Occasionally, notably in the case of Bill Ackman and his battle with Canadian Pacific, the pressure from activist investors works, the old guard is swept out and shareholders win. And even if nothing happens, the instigators typically depart with more than enough profit – and more converts to their hedge funds – to make the sojourn worthwhile. An academic study in 2011 showed that U.S. equities with activist investors involved outperformed the broader market by more than 20 per cent on an annual basis. No wonder activist funds have been one of the faster-growing segments in the vast hedge fund universe.

Now, we have billionaire investor Carl Icahn taking a run at chronic underperformer Talisman Energy. His almost 6 per cent stake in the energy producer makes him the second-largest shareholder and gives him the foothold he needs to agitate for change. Most of these shakeup artists are delighted to portray themselves as tireless protectors of shareholder interests whose efforts make boards more accountable and produce better-run companies with healthier long-term prospects.

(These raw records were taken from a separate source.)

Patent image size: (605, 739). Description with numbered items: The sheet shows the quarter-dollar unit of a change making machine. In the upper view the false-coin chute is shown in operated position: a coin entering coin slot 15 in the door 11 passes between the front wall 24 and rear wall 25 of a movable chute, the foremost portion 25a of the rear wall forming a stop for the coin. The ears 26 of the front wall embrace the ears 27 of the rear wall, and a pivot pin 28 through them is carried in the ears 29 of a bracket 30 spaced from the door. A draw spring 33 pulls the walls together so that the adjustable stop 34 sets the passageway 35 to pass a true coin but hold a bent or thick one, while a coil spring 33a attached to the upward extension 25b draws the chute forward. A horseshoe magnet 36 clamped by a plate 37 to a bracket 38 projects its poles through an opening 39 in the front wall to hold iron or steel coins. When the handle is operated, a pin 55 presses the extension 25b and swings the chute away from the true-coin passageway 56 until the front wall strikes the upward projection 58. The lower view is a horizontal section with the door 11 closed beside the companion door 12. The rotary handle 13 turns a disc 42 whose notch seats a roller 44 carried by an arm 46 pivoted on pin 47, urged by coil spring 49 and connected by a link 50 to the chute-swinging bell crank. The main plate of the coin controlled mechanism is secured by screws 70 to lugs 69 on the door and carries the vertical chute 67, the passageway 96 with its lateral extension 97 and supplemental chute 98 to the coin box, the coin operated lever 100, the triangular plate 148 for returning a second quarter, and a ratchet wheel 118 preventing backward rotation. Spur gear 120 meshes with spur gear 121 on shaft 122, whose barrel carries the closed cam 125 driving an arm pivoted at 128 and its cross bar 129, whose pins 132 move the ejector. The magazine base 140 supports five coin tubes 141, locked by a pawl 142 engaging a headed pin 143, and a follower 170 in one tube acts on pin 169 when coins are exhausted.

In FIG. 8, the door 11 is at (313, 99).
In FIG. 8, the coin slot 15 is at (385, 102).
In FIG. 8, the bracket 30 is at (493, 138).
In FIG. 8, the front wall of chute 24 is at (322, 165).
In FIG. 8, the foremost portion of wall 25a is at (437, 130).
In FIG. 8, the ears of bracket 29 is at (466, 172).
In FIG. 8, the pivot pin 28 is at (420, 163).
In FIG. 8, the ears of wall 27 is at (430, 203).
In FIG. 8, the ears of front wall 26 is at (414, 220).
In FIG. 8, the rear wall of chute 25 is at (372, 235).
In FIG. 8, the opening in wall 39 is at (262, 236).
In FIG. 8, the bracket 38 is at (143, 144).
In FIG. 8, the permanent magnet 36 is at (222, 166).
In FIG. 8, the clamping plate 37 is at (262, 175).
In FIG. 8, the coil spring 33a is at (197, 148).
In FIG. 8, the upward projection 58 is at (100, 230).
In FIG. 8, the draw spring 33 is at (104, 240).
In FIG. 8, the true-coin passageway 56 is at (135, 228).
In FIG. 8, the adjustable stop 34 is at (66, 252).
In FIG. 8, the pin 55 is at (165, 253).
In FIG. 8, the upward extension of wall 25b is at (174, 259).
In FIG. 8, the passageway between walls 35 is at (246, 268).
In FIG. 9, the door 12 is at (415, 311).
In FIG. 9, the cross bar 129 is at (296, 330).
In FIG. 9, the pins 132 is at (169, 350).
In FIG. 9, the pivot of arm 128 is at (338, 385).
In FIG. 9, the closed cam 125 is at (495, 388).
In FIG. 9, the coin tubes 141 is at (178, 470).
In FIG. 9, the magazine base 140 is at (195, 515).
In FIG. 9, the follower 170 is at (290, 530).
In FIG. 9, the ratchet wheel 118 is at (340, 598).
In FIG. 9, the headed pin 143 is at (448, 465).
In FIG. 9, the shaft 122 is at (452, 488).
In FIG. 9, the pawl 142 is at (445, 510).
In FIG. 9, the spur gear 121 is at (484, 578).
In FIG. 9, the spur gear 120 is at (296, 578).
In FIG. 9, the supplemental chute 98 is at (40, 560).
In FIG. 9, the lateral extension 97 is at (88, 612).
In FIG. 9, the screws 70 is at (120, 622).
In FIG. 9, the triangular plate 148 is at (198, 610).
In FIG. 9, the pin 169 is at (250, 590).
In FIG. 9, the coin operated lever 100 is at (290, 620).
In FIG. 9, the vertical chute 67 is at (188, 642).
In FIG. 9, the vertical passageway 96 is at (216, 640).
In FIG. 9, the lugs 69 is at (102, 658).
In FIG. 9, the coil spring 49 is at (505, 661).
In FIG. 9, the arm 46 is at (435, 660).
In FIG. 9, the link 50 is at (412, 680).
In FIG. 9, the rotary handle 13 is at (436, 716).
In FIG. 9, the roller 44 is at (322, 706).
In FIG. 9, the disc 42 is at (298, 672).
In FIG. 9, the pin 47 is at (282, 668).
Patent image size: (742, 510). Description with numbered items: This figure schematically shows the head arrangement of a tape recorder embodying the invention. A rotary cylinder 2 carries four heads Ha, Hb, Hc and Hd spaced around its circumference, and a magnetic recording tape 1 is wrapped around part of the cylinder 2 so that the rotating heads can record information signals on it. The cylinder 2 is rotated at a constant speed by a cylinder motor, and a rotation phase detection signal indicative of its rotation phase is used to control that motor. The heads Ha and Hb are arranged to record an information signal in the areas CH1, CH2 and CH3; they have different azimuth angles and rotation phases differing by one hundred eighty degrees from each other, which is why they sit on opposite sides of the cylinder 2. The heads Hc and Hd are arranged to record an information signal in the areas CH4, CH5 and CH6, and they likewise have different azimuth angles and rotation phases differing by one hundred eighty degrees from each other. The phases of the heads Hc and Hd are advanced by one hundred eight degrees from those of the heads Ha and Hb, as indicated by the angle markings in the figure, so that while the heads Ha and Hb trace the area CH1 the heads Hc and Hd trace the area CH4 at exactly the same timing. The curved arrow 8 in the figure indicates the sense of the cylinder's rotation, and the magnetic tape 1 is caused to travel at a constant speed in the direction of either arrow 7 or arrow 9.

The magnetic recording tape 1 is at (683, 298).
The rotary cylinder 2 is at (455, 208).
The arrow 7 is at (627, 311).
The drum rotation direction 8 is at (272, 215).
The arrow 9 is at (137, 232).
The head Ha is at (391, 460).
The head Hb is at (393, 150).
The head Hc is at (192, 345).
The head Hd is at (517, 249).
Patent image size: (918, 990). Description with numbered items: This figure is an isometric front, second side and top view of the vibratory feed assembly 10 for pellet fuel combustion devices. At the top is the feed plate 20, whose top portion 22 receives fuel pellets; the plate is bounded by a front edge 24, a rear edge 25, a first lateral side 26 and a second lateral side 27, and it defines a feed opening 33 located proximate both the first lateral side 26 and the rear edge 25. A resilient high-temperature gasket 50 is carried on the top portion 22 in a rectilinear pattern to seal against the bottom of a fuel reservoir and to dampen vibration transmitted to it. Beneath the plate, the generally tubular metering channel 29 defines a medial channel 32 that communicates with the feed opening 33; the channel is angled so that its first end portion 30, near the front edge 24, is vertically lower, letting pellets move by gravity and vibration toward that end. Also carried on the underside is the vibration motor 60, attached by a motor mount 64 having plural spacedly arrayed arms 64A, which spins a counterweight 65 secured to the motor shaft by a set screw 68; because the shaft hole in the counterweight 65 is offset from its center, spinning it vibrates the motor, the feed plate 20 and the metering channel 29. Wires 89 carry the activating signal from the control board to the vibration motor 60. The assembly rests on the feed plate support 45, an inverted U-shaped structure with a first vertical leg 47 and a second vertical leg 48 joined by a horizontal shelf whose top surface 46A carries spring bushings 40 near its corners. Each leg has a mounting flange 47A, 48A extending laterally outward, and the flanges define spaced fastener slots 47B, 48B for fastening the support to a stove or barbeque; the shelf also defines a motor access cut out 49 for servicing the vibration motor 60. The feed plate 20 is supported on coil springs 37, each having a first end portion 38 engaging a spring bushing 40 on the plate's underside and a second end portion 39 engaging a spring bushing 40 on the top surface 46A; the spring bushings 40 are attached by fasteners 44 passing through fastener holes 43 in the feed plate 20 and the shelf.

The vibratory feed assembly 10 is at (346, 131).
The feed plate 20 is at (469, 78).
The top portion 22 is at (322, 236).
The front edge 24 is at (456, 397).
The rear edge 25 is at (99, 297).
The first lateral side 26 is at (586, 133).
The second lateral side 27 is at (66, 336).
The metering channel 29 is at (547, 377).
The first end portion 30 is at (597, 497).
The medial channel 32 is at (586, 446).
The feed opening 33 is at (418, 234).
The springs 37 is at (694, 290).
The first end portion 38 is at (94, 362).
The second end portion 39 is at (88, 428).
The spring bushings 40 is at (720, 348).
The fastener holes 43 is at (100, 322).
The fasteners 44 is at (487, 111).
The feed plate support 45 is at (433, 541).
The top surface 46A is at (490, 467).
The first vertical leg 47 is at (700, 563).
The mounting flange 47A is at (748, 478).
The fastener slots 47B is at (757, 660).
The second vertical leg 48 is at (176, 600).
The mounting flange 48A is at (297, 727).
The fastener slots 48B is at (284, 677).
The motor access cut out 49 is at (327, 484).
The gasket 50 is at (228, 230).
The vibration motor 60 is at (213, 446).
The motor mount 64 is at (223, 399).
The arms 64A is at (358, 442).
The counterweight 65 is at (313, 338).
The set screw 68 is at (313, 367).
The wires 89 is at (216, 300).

Those who rail against activists insist that, unlike, say a value investor like Warren Buffett, the Icahns of the world never stick around long enough to worry about the long-term impact of the changes. This type of activism comes with a heavy cost that is already visible in a slew of companies run by people who are more concerned about meeting quarterly revenue and profit targets – and safeguarding their hefty bonuses – than committing, for instance, to research and development of new products or processes that might take years to produce a shareholder-friendly payoff.

Nobel laureate economist Edmund Phelps casts a wider net of blame for this trend, citing the pernicious influence of all equity funds. "This idea of people's capitalism, where everybody owns a little bit of every company [through mutual funds] is just a disaster," the Columbia University professor told me recently. "It means that no company is owned by anybody who knows anything about it really. That's just no good. ... It's not consistent with highly innovative companies, which raises all sorts of questions about which ones society should be betting on."

Back in the debt-fuelled takeover craze of the 1980s, the 77-year-old Mr. Icahn and others of a similarly acquisitive bent were known as corporate raiders and greenmailers for their lucrative assaults on entrenched managements. Today, they wear somewhat friendlier garb, but the goals are similar: to squeeze more value out of laggard performers and then move on to the next target. Any shakeup of Canada's clubby boardrooms by these activists that improves governance and accountability ought to be welcomed. But there exists a happy medium between the short-term goals of the invaders and the long-term interests of the Canadian economy.